5. En premier lieu, pour établir l'absence de sincérité du lien matrimonial, le ministre de l'intérieur fait valoir que les circonstances de la rencontre entre les deux époux, que ces derniers situent au début de l'année 2018, soit quelques mois après l'édiction à l'encontre de M. B... d'une obligation de quitter le territoire, ne sont pas précisées, qu'ils ont contracté mariage en octobre 2018 peu de temps après leur rencontre et que les preuves de vie commune sont insuffisantes. Il ressort des attestations de deux membres de la famille de Mme C... épouse B... ainsi que d'un courrier EDF daté de mai 2018, que M. et Mme B... cohabitent vraisemblablement depuis cette date. Si ces éléments sont essentiellement déclaratifs ils sont toutefois concordants avec les indications données par M. B... et Mme C... épouse B.... Les attestations de plusieurs proches de Mme C... épouse B... attestent d'une relation nouée au cours de l'année 2018. Il ressort également des pièces du dossier que Mme C... épouse B... a séjourné à Alger en mars 2019, au domicile des parents de M. B.... Ces circonstances ne permettent pas d'écarter l'existence d'une relation matrimoniale à la date de la décision attaquée, nonobstant l'absence de précision apportée par les intéressés sur les conditions de leur rencontre et la situation de M. B... au regard de son droit au séjour en France. Dans ces conditions, faute d'indices suffisamment précis et concordants attestant du caractère complaisant du mariage contracté à des fins étrangères à l'institution matrimoniale, dans le seul but de faciliter l'établissement en France de M. B..., la commission de recours contre les décisions de refus de visa d'entrée en France a fait une inexacte application des dispositions précitées.

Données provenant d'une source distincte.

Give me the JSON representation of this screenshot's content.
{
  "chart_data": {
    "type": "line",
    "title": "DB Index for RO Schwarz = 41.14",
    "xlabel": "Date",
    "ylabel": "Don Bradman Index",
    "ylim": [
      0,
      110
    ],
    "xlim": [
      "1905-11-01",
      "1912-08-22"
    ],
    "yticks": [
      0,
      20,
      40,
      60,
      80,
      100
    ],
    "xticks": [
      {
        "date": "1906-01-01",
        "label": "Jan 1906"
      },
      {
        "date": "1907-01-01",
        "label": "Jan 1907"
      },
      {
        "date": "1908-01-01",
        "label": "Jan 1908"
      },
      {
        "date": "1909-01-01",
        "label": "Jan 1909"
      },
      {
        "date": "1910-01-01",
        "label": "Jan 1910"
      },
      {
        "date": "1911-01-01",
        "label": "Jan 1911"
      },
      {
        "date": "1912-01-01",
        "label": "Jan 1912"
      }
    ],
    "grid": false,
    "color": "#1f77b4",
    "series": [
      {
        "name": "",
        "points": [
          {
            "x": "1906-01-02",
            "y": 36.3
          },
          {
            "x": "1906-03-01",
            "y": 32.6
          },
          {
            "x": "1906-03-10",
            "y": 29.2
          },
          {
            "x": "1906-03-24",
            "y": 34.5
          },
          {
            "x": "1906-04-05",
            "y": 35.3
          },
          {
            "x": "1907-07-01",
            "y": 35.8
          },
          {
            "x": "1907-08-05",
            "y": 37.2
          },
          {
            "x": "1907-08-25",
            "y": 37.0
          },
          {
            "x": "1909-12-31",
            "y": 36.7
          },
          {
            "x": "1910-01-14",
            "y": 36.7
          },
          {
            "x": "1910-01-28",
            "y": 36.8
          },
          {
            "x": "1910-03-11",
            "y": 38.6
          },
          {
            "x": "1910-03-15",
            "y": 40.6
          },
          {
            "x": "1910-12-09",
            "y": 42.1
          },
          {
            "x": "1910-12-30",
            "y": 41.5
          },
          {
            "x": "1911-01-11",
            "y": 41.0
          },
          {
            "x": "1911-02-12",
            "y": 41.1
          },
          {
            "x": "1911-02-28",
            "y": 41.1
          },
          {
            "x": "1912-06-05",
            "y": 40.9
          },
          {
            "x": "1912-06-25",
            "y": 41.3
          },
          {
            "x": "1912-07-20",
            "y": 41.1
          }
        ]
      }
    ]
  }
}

6. En second lieu, pour établir la menace à l'ordre public que représenterait M. B..., le ministre fait valoir la condamnation prononcée le 11 mai 2016 par le tribunal correctionnel de Bordeaux, à une peine d'un mois d'emprisonnement avec sursis pour vol avec violence n'ayant pas entraîné d'ITT, ainsi qu'à une amende de 300 euros pour vol en réunion commis le 7 août 2016. Ces faits, bien que non dénués de gravité, ne sont toutefois pas suffisants en l'espèce pour faire regarder M. B... comme constituant une menace à l'ordre public.

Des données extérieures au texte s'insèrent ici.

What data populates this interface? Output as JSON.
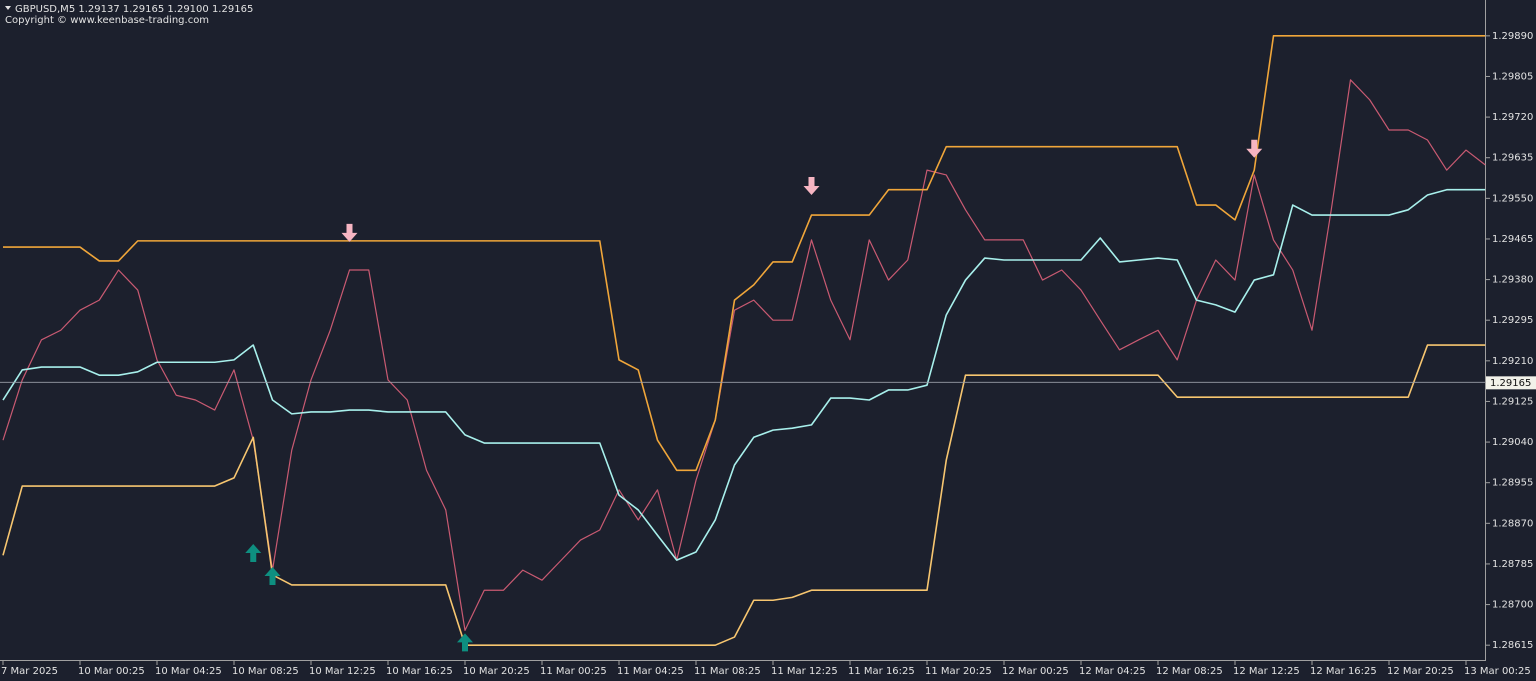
{
  "chart_data": {
    "type": "line",
    "title": "GBPUSD,M5  1.29137 1.29165 1.29100 1.29165",
    "subtitle": "Copyright © www.keenbase-trading.com",
    "categories": [
      "7 Mar 2025",
      null,
      null,
      null,
      "10 Mar 00:25",
      null,
      null,
      null,
      "10 Mar 04:25",
      null,
      null,
      null,
      "10 Mar 08:25",
      null,
      null,
      null,
      "10 Mar 12:25",
      null,
      null,
      null,
      "10 Mar 16:25",
      null,
      null,
      null,
      "10 Mar 20:25",
      null,
      null,
      null,
      "11 Mar 00:25",
      null,
      null,
      null,
      "11 Mar 04:25",
      null,
      null,
      null,
      "11 Mar 08:25",
      null,
      null,
      null,
      "11 Mar 12:25",
      null,
      null,
      null,
      "11 Mar 16:25",
      null,
      null,
      null,
      "11 Mar 20:25",
      null,
      null,
      null,
      "12 Mar 00:25",
      null,
      null,
      null,
      "12 Mar 04:25",
      null,
      null,
      null,
      "12 Mar 08:25",
      null,
      null,
      null,
      "12 Mar 12:25",
      null,
      null,
      null,
      "12 Mar 16:25",
      null,
      null,
      null,
      "12 Mar 20:25",
      null,
      null,
      null,
      "13 Mar 00:25",
      null
    ],
    "series": [
      {
        "color": "#c95a72",
        "values": [
          1.29044,
          1.2917,
          1.29254,
          1.29274,
          1.29316,
          1.29337,
          1.294,
          1.29358,
          1.29212,
          1.29138,
          1.29128,
          1.29107,
          1.29191,
          1.29044,
          1.28772,
          1.29023,
          1.2917,
          1.29274,
          1.294,
          1.294,
          1.2917,
          1.29128,
          1.28981,
          1.28898,
          1.28646,
          1.2873,
          1.2873,
          1.28772,
          1.28751,
          1.28793,
          1.28835,
          1.28856,
          1.2894,
          1.28877,
          1.2894,
          1.28793,
          1.2896,
          1.29086,
          1.29316,
          1.29337,
          1.29295,
          1.29295,
          1.29463,
          1.29337,
          1.29254,
          1.29463,
          1.29379,
          1.29421,
          1.29609,
          1.29599,
          1.29526,
          1.29463,
          1.29463,
          1.29463,
          1.29379,
          1.294,
          1.29358,
          1.29295,
          1.29233,
          1.29254,
          1.29274,
          1.29212,
          1.29337,
          1.29421,
          1.29379,
          1.29599,
          1.29463,
          1.294,
          1.29274,
          1.29526,
          1.29798,
          1.29756,
          1.29693,
          1.29693,
          1.29672,
          1.29609,
          1.29651,
          1.2962
        ]
      },
      {
        "color": "#f0a63a",
        "values": [
          1.29448,
          1.29448,
          1.29448,
          1.29448,
          1.29448,
          1.29419,
          1.29419,
          1.29461,
          1.29461,
          1.29461,
          1.29461,
          1.29461,
          1.29461,
          1.29461,
          1.29461,
          1.29461,
          1.29461,
          1.29461,
          1.29461,
          1.29461,
          1.29461,
          1.29461,
          1.29461,
          1.29461,
          1.29461,
          1.29461,
          1.29461,
          1.29461,
          1.29461,
          1.29461,
          1.29461,
          1.29461,
          1.29212,
          1.29191,
          1.29044,
          1.28981,
          1.28981,
          1.29086,
          1.29337,
          1.29369,
          1.29417,
          1.29417,
          1.29515,
          1.29515,
          1.29515,
          1.29515,
          1.29568,
          1.29568,
          1.29568,
          1.29658,
          1.29658,
          1.29658,
          1.29658,
          1.29658,
          1.29658,
          1.29658,
          1.29658,
          1.29658,
          1.29658,
          1.29658,
          1.29658,
          1.29658,
          1.29536,
          1.29536,
          1.29505,
          1.29609,
          1.2989,
          1.2989,
          1.2989,
          1.2989,
          1.2989,
          1.2989,
          1.2989,
          1.2989,
          1.2989,
          1.2989,
          1.2989,
          1.2989
        ]
      },
      {
        "color": "#f7c670",
        "values": [
          1.28803,
          1.28948,
          1.28948,
          1.28948,
          1.28948,
          1.28948,
          1.28948,
          1.28948,
          1.28948,
          1.28948,
          1.28948,
          1.28948,
          1.28965,
          1.2905,
          1.28762,
          1.28741,
          1.28741,
          1.28741,
          1.28741,
          1.28741,
          1.28741,
          1.28741,
          1.28741,
          1.28741,
          1.28615,
          1.28615,
          1.28615,
          1.28615,
          1.28615,
          1.28615,
          1.28615,
          1.28615,
          1.28615,
          1.28615,
          1.28615,
          1.28615,
          1.28615,
          1.28615,
          1.28632,
          1.28709,
          1.28709,
          1.28715,
          1.2873,
          1.2873,
          1.2873,
          1.2873,
          1.2873,
          1.2873,
          1.2873,
          1.29002,
          1.2918,
          1.2918,
          1.2918,
          1.2918,
          1.2918,
          1.2918,
          1.2918,
          1.2918,
          1.2918,
          1.2918,
          1.2918,
          1.29134,
          1.29134,
          1.29134,
          1.29134,
          1.29134,
          1.29134,
          1.29134,
          1.29134,
          1.29134,
          1.29134,
          1.29134,
          1.29134,
          1.29134,
          1.29243,
          1.29243,
          1.29243,
          1.29243
        ]
      },
      {
        "color": "#a8f0ec",
        "values": [
          1.29128,
          1.29191,
          1.29197,
          1.29197,
          1.29197,
          1.2918,
          1.2918,
          1.29187,
          1.29207,
          1.29207,
          1.29207,
          1.29207,
          1.29212,
          1.29243,
          1.29128,
          1.29099,
          1.29103,
          1.29103,
          1.29107,
          1.29107,
          1.29103,
          1.29103,
          1.29103,
          1.29103,
          1.29055,
          1.29038,
          1.29038,
          1.29038,
          1.29038,
          1.29038,
          1.29038,
          1.29038,
          1.28929,
          1.28898,
          1.28845,
          1.28793,
          1.2881,
          1.28877,
          1.28992,
          1.2905,
          1.29065,
          1.29069,
          1.29076,
          1.29132,
          1.29132,
          1.29128,
          1.29149,
          1.29149,
          1.29159,
          1.29306,
          1.29379,
          1.29425,
          1.29421,
          1.29421,
          1.29421,
          1.29421,
          1.29421,
          1.29467,
          1.29417,
          1.29421,
          1.29425,
          1.29421,
          1.29337,
          1.29327,
          1.29312,
          1.29379,
          1.2939,
          1.29536,
          1.29515,
          1.29515,
          1.29515,
          1.29515,
          1.29515,
          1.29526,
          1.29557,
          1.29568,
          1.29568,
          1.29568
        ]
      },
      {
        "color": "#f6b5c2",
        "marker": "arrow-down",
        "values": [
          null,
          null,
          null,
          null,
          null,
          null,
          null,
          null,
          null,
          null,
          null,
          null,
          null,
          null,
          null,
          null,
          null,
          null,
          1.29459,
          null,
          null,
          null,
          null,
          null,
          null,
          null,
          null,
          null,
          null,
          null,
          null,
          null,
          null,
          null,
          null,
          null,
          null,
          null,
          null,
          null,
          null,
          null,
          1.29557,
          null,
          null,
          null,
          null,
          null,
          null,
          null,
          null,
          null,
          null,
          null,
          null,
          null,
          null,
          null,
          null,
          null,
          null,
          null,
          null,
          null,
          null,
          1.29635,
          null,
          null,
          null,
          null,
          null,
          null,
          null,
          null,
          null,
          null,
          null,
          null
        ]
      },
      {
        "color": "#0e8f80",
        "marker": "arrow-up",
        "values": [
          null,
          null,
          null,
          null,
          null,
          null,
          null,
          null,
          null,
          null,
          null,
          null,
          null,
          1.28789,
          1.28741,
          null,
          null,
          null,
          null,
          null,
          null,
          null,
          null,
          null,
          1.28602,
          null,
          null,
          null,
          null,
          null,
          null,
          null,
          null,
          null,
          null,
          null,
          null,
          null,
          null,
          null,
          null,
          null,
          null,
          null,
          null,
          null,
          null,
          null,
          null,
          null,
          null,
          null,
          null,
          null,
          null,
          null,
          null,
          null,
          null,
          null,
          null,
          null,
          null,
          null,
          null,
          null,
          null,
          null,
          null,
          null,
          null,
          null,
          null,
          null,
          null,
          null,
          null,
          null
        ]
      }
    ],
    "current_price": 1.29165,
    "ylim": [
      1.28584,
      1.29965
    ],
    "yticks": [
      1.28615,
      {
        "value": 1.287,
        "label": "1.28700"
      },
      1.28785,
      {
        "value": 1.2887,
        "label": "1.28870"
      },
      1.28955,
      {
        "value": 1.2904,
        "label": "1.29040"
      },
      1.29125,
      {
        "value": 1.2921,
        "label": "1.29210"
      },
      1.29295,
      {
        "value": 1.2938,
        "label": "1.29380"
      },
      1.29465,
      {
        "value": 1.2955,
        "label": "1.29550"
      },
      1.29635,
      {
        "value": 1.2972,
        "label": "1.29720"
      },
      1.29805,
      {
        "value": 1.2989,
        "label": "1.29890"
      }
    ],
    "grid": false
  }
}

7. Dans ces conditions, la commission a fait une inexacte application des dispositions précitées de l'article L. 211-2-1 du code de l'entrée et du séjour des étrangers et du droit d'asile en refusant de délivrer à M. B... le visa qu'il sollicitait en qualité de conjoint de français.

8. Il résulte de tout ce qui précède que les requérants sont fondés à soutenir que c'est à tort que, par le jugement attaqué, le tribunal administratif de Nantes a rejeté leur demande.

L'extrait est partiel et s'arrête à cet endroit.